You are viewing a plain text version of this content. The canonical link for it is here.

Posted to user@hive.apache.org by Guy Bayes <fa...@gmail.com> on 2011/05/26 22:25:43 UTC

questions about statistics in 0.7

Hello all, I'm new to this list,

I was wondering if anyone could answer a couple questions about the
implementation of statistics in 0.7?

I've reviewed
http://wiki.apache.org/hadoop/Hive/StatsDev

and have the following q

Re: questions about statistics in 0.7

Posted by Ning Zhang <nz...@fb.com>.

On May 26, 2011, at 1:28 PM, Guy Bayes wrote:

Crap sorry hit send too early

questions
1: Job overhead of generating statistics on the fly with

set hive.stats.autogather=true;?

Overhead is minimum.
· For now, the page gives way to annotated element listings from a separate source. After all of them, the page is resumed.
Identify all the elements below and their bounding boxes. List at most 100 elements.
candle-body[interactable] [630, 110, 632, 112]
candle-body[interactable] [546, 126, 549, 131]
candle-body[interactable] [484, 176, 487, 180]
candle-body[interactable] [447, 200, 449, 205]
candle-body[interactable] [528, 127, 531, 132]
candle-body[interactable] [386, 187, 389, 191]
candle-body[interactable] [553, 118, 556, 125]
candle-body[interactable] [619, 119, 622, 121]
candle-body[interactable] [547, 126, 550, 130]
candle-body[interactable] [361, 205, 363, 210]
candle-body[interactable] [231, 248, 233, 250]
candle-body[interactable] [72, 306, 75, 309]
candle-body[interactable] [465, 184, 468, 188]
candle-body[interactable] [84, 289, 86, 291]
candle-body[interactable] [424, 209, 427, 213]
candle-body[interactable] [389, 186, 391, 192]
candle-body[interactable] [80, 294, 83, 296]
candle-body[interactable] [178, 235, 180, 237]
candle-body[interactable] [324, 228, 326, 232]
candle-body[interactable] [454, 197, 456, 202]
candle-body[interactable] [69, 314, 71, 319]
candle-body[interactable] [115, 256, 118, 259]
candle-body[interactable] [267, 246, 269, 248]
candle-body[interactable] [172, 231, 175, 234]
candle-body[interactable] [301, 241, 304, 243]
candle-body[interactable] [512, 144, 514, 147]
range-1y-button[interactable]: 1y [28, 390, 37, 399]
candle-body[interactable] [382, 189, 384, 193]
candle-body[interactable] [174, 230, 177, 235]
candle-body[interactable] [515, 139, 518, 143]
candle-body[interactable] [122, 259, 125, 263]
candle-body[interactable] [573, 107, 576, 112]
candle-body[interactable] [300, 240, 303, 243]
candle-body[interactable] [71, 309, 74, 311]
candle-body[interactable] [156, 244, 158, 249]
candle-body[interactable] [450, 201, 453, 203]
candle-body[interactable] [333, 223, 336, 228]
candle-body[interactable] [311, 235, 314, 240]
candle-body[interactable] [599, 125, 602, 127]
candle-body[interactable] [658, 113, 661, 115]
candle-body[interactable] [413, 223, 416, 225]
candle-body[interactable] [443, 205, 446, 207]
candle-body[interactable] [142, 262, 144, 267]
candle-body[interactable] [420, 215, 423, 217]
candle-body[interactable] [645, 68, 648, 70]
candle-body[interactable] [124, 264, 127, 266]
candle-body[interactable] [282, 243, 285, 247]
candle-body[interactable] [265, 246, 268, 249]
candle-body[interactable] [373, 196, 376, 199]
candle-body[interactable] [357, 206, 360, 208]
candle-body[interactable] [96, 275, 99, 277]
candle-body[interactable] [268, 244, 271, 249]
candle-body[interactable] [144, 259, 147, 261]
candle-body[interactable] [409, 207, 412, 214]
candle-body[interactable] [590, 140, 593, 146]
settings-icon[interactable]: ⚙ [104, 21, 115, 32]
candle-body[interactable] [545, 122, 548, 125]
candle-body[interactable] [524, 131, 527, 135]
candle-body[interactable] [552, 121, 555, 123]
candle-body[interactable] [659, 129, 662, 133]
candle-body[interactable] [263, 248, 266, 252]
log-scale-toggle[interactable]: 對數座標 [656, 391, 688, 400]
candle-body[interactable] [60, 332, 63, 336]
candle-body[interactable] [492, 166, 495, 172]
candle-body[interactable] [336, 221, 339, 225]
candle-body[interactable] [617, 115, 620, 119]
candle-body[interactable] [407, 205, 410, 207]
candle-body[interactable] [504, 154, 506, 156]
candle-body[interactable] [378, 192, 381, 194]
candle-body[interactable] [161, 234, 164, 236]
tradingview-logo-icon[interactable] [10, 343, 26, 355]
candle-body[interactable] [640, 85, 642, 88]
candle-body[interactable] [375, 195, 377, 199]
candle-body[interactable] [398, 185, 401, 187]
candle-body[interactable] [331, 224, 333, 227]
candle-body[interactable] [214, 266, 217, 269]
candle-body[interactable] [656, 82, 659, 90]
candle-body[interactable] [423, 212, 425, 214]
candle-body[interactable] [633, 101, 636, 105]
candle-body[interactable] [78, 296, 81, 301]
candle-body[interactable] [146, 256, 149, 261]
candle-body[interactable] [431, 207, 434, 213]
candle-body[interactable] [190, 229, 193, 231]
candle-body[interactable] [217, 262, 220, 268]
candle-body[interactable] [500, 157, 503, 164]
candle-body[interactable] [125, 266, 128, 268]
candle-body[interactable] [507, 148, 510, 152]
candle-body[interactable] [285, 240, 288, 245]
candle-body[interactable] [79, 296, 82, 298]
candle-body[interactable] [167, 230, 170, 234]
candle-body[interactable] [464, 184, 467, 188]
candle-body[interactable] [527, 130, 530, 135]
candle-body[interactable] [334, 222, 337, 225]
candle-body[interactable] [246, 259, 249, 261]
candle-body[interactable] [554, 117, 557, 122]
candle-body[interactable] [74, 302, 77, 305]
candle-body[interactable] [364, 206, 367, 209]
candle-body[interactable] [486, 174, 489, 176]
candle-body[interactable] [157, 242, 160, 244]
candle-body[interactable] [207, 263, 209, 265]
The only accountable overhead is to insert a row into a RDBMS/HBase at the end of a task. At the end of the query, there will be an aggregation query on the RDBMS/HBase. Trunk (0.8-snapshot) has some more optimizations to further reduce the overhead. Note that every DBMS/HBase operations can be timed out. You can also config the timeout value as appropriate.

2: Is stat descriptions in describe table extended implemented? I've gathered stats on a table but do not see the expected entries (rowNum = , etc) in the describe statement?

It is working. If rowNum is not there, there must be some error occurred during stats publishing or aggregation, which is designed to be forgiving for any exceptions so that it won't affect the main query. You can take a look at the hive log at /tmp/<username>/hive.log or the task log to search for Stats warning messages.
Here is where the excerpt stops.